I have a flat, quasicompact, and separated map $p : X \to \mathbb{A}^1$ and I know that $R^i p_* \mathcal{O}_X$ vanishes everywhere except possibly $0 \in \mathbb{A}^1$.
Q1: Does "cohomology and base change" automatically hold here? I.e., is the natural map $(R^i p_* \mathcal{O}_X)_s \otimes_{\mathcal{O}_{\mathbb{A}^1, s}} k(s) \to H^i(X_s, \mathcal{O}_{X, s})$ an isomorphism for all $s \in \mathbb{A}^1$? This is clear for all nonzero $s$ and I believe it should follow for $0 \in \mathbb{A}^1$ automatically.
Q2: Does it then follow that $R^i p_* \mathcal{O}_X = 0$? Theorem 1.1 in Conrad's notes would then imply that $R^i p_* \mathcal{O}_X$ was locally free, hence constant rank 0, hence 0.
Q3: If $X \overset{v}{\to} Y \to \mathbb{A}^1$ are proper maps and both $X$ and $Y$ are flat over $\mathbb{A}^1$ ($v$ is proper birational, n.n. flat), then does cohomology of $\mathcal{O}_X$ along $v$ commute with base change in $\mathbb{A}^1$? The versions of Cohomology and Base Change I've seen have one map which must be both proper and flat, as opposed to a composite being flat and the first map proper. This is my original situation, and I got to the above by localizing in $Y$.

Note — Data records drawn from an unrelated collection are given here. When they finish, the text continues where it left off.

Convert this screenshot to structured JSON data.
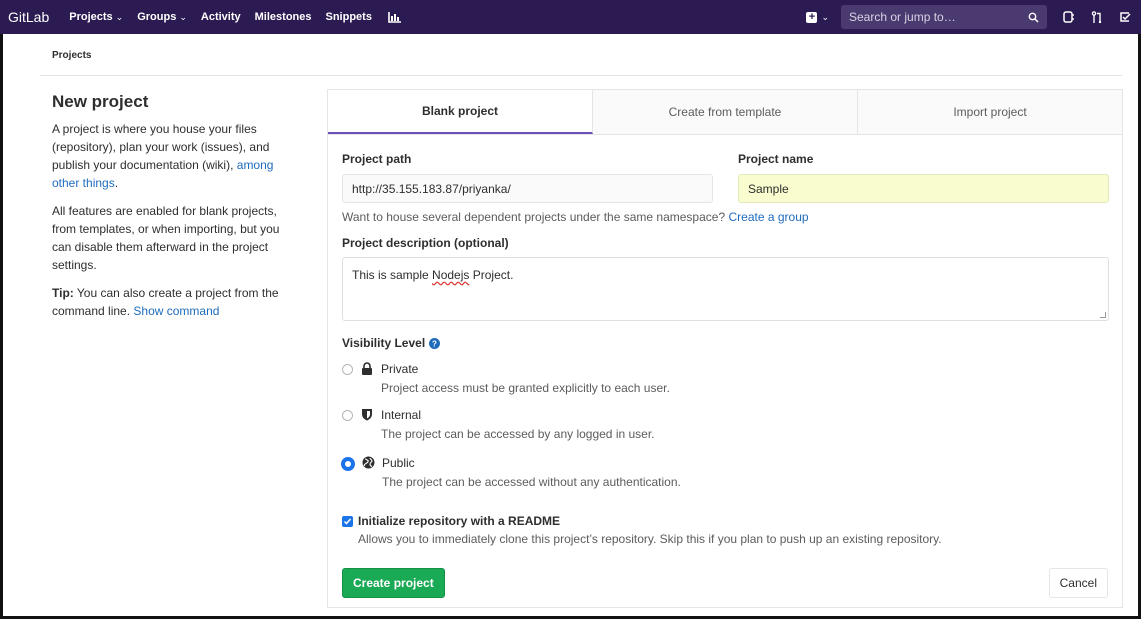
{
  "navbar": {
    "brand": "GitLab",
    "items": [
      {
        "label": "Projects",
        "dropdown": true
      },
      {
        "label": "Groups",
        "dropdown": true
      },
      {
        "label": "Activity",
        "dropdown": false
      },
      {
        "label": "Milestones",
        "dropdown": false
      },
      {
        "label": "Snippets",
        "dropdown": false
      }
    ],
    "chart_icon": "chart-icon",
    "new_icon": "plus-square-icon",
    "search_placeholder": "Search or jump to…",
    "search_icon": "search-icon",
    "right_icons": [
      "issues-icon",
      "merge-request-icon",
      "todo-icon"
    ]
  },
  "breadcrumb": "Projects",
  "intro": {
    "title": "New project",
    "p1": "A project is where you house your files (repository), plan your work (issues), and publish your documentation (wiki),",
    "p1_link": "among other things",
    "p1_end": ".",
    "p2": "All features are enabled for blank projects, from templates, or when importing, but you can disable them afterward in the project settings.",
    "tip_label": "Tip:",
    "tip_text": " You can also create a project from the command line.",
    "tip_link": "Show command"
  },
  "tabs": [
    {
      "label": "Blank project",
      "active": true
    },
    {
      "label": "Create from template",
      "active": false
    },
    {
      "label": "Import project",
      "active": false
    }
  ],
  "form": {
    "path_label": "Project path",
    "path_value": "http://35.155.183.87/priyanka/",
    "name_label": "Project name",
    "name_value": "Sample",
    "namespace_help": "Want to house several dependent projects under the same namespace?",
    "namespace_link": "Create a group",
    "desc_label": "Project description (optional)",
    "desc_value_pre": "This is sample ",
    "desc_value_misspelled": "Nodejs",
    "desc_value_post": " Project.",
    "visibility_label": "Visibility Level",
    "visibility_help_icon": "question-circle-icon",
    "visibility": [
      {
        "title": "Private",
        "desc": "Project access must be granted explicitly to each user.",
        "icon": "lock-icon",
        "selected": false
      },
      {
        "title": "Internal",
        "desc": "The project can be accessed by any logged in user.",
        "icon": "shield-icon",
        "selected": false
      },
      {
        "title": "Public",
        "desc": "The project can be accessed without any authentication.",
        "icon": "globe-icon",
        "selected": true
      }
    ],
    "readme_label": "Initialize repository with a README",
    "readme_checked": true,
    "readme_desc": "Allows you to immediately clone this project’s repository. Skip this if you plan to push up an existing repository.",
    "create_label": "Create project",
    "cancel_label": "Cancel"
  },
  "colors": {
    "navbar": "#2b1b52",
    "accent": "#6b4fbb",
    "link": "#1f6bbb",
    "create_button": "#1aaa55",
    "name_input_bg": "#f9fcce"
  }
}
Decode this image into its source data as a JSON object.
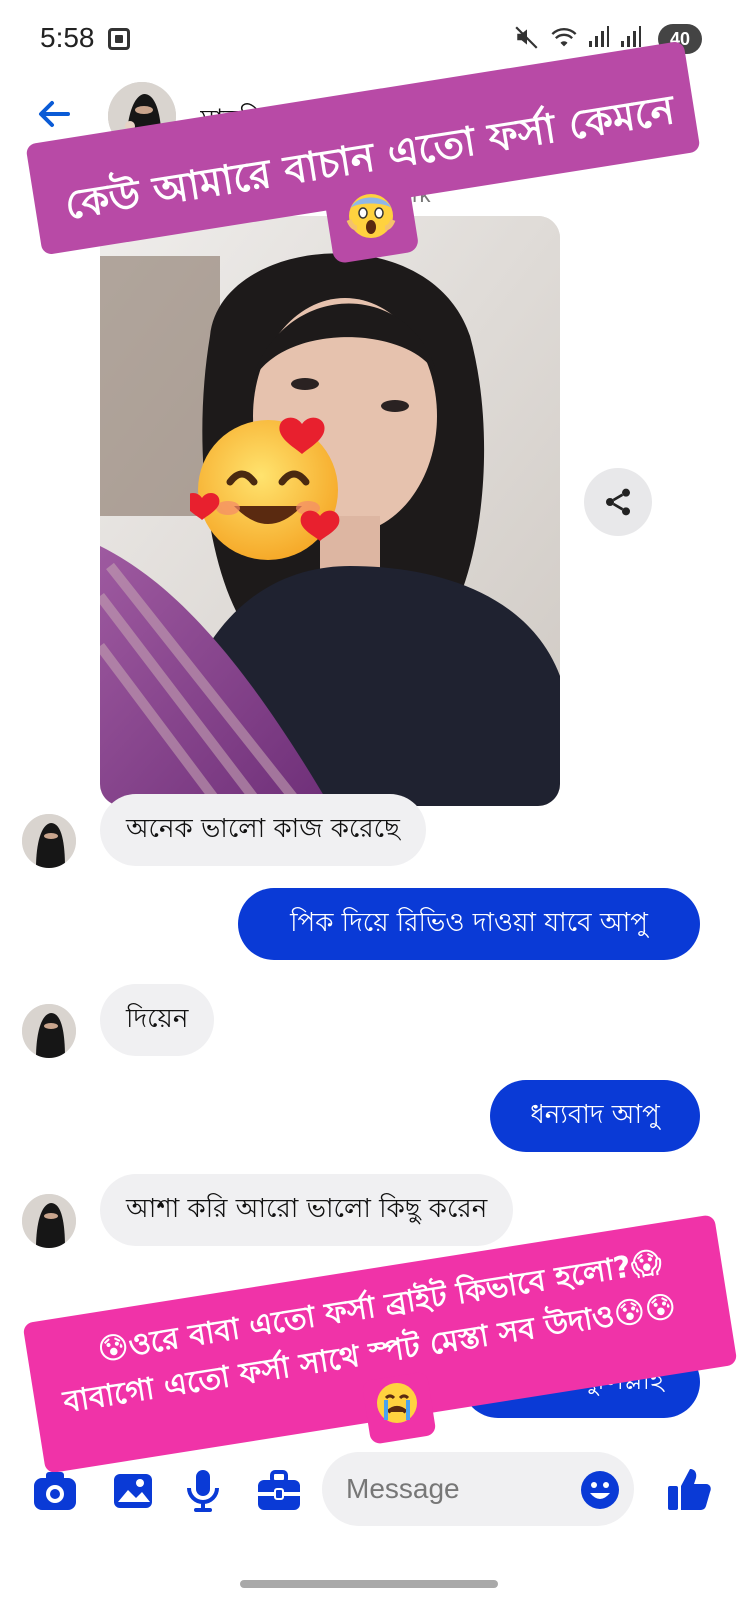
{
  "status_bar": {
    "time": "5:58",
    "battery": "40",
    "icons": [
      "screenshot-icon",
      "mute-icon",
      "wifi-icon",
      "signal-icon",
      "signal-icon"
    ]
  },
  "header": {
    "contact_name": "মারফিয়া জান্না",
    "subtitle": "work",
    "back_icon": "arrow-left-icon"
  },
  "overlay": {
    "top_caption": "কেউ আমারে বাচান এতো ফর্সা কেমনে",
    "top_caption_emoji": "scream-emoji",
    "bottom_caption_line1": "😰ওরে বাবা এতো ফর্সা ব্রাইট কিভাবে হলো?😱",
    "bottom_caption_line2": "বাবাগো এতো ফর্সা সাথে স্পট মেস্তা  সব উদাও😰😰",
    "bottom_caption_emoji": "crying-emoji",
    "face_emoji": "smiling-face-with-hearts-emoji"
  },
  "messages": [
    {
      "direction": "in",
      "text": "অনেক ভালো কাজ করেছে"
    },
    {
      "direction": "out",
      "text": "পিক দিয়ে রিভিও দাওয়া যাবে আপু"
    },
    {
      "direction": "in",
      "text": "দিয়েন"
    },
    {
      "direction": "out",
      "text": "ধন্যবাদ  আপু"
    },
    {
      "direction": "in",
      "text": "আশা করি আরো ভালো কিছু করেন"
    },
    {
      "direction": "out",
      "text": "আলহামদুলিল্লাহ"
    }
  ],
  "composer": {
    "placeholder": "Message",
    "tools": [
      "camera-icon",
      "image-icon",
      "microphone-icon",
      "briefcase-icon"
    ],
    "emoji_icon": "smiley-icon",
    "like_icon": "thumbs-up-icon"
  },
  "colors": {
    "accent_blue": "#0a3ad6",
    "top_caption_bg": "#b84aa6",
    "bottom_caption_bg": "#f033a8",
    "incoming_bubble": "#f0f0f2"
  }
}
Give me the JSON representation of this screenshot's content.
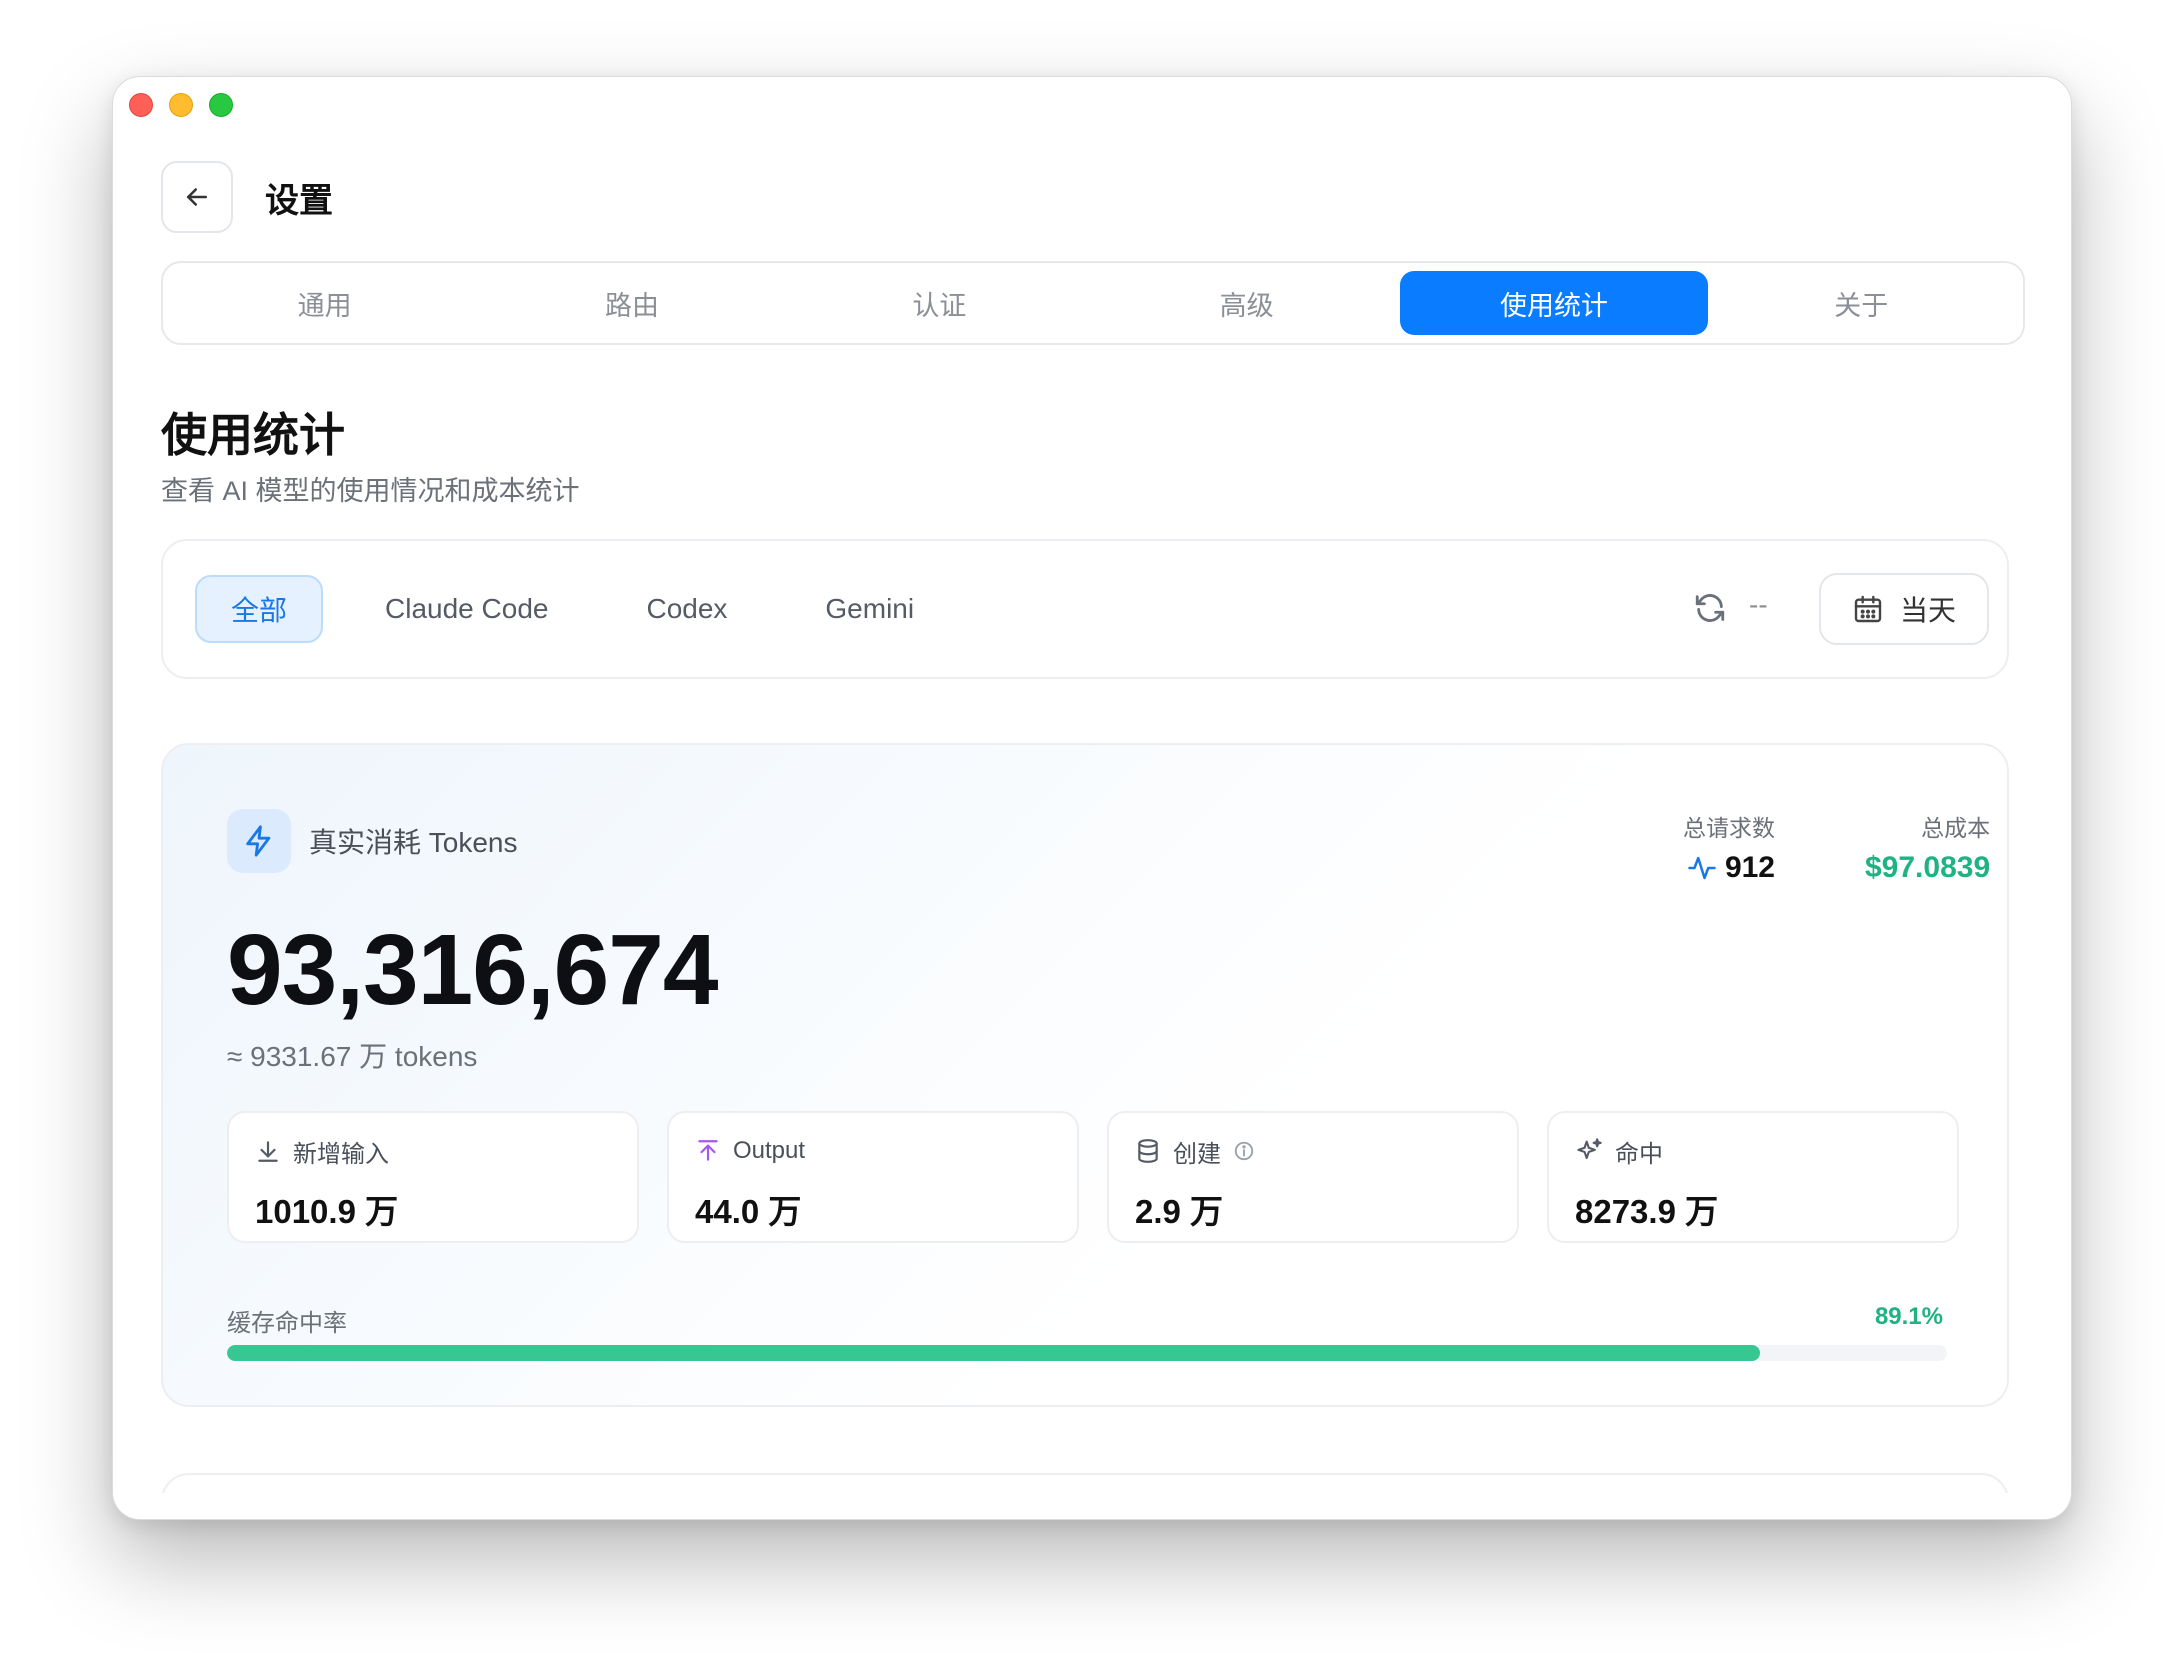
{
  "header": {
    "title": "设置"
  },
  "tabs": [
    {
      "label": "通用"
    },
    {
      "label": "路由"
    },
    {
      "label": "认证"
    },
    {
      "label": "高级"
    },
    {
      "label": "使用统计",
      "active": true
    },
    {
      "label": "关于"
    }
  ],
  "section": {
    "title": "使用统计",
    "subtitle": "查看 AI 模型的使用情况和成本统计"
  },
  "filters": {
    "chips": [
      {
        "label": "全部",
        "active": true
      },
      {
        "label": "Claude Code"
      },
      {
        "label": "Codex"
      },
      {
        "label": "Gemini"
      }
    ],
    "refresh_status": "--",
    "date_range": "当天"
  },
  "summary": {
    "label": "真实消耗 Tokens",
    "total_tokens": "93,316,674",
    "approx": "≈ 9331.67 万 tokens",
    "requests": {
      "label": "总请求数",
      "value": "912"
    },
    "cost": {
      "label": "总成本",
      "value": "$97.0839"
    },
    "breakdown": [
      {
        "label": "新增输入",
        "value": "1010.9 万",
        "icon": "download-icon"
      },
      {
        "label": "Output",
        "value": "44.0 万",
        "icon": "upload-icon"
      },
      {
        "label": "创建",
        "value": "2.9 万",
        "icon": "database-icon"
      },
      {
        "label": "命中",
        "value": "8273.9 万",
        "icon": "sparkles-icon"
      }
    ],
    "cache_rate": {
      "label": "缓存命中率",
      "value": "89.1%",
      "fraction": 0.891
    }
  },
  "colors": {
    "accent": "#0a7cff",
    "success": "#1fb282",
    "progress": "#36c793",
    "output_icon": "#a855f7"
  }
}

I've been trying to do this descending induction, where $R^N p_* \mathcal{O}_X$ is zero for $N \gg 0$ for dimensional reasons, so $R^{N-1} p_* \mathcal{O}_X$ commutes with base change, but I also need $R^{N-2} p_* \mathcal{O}_X$ to commute with base change to conclude $R^{N-1}p_* \mathcal{O}_X$ was locally free, hence zero, and continue.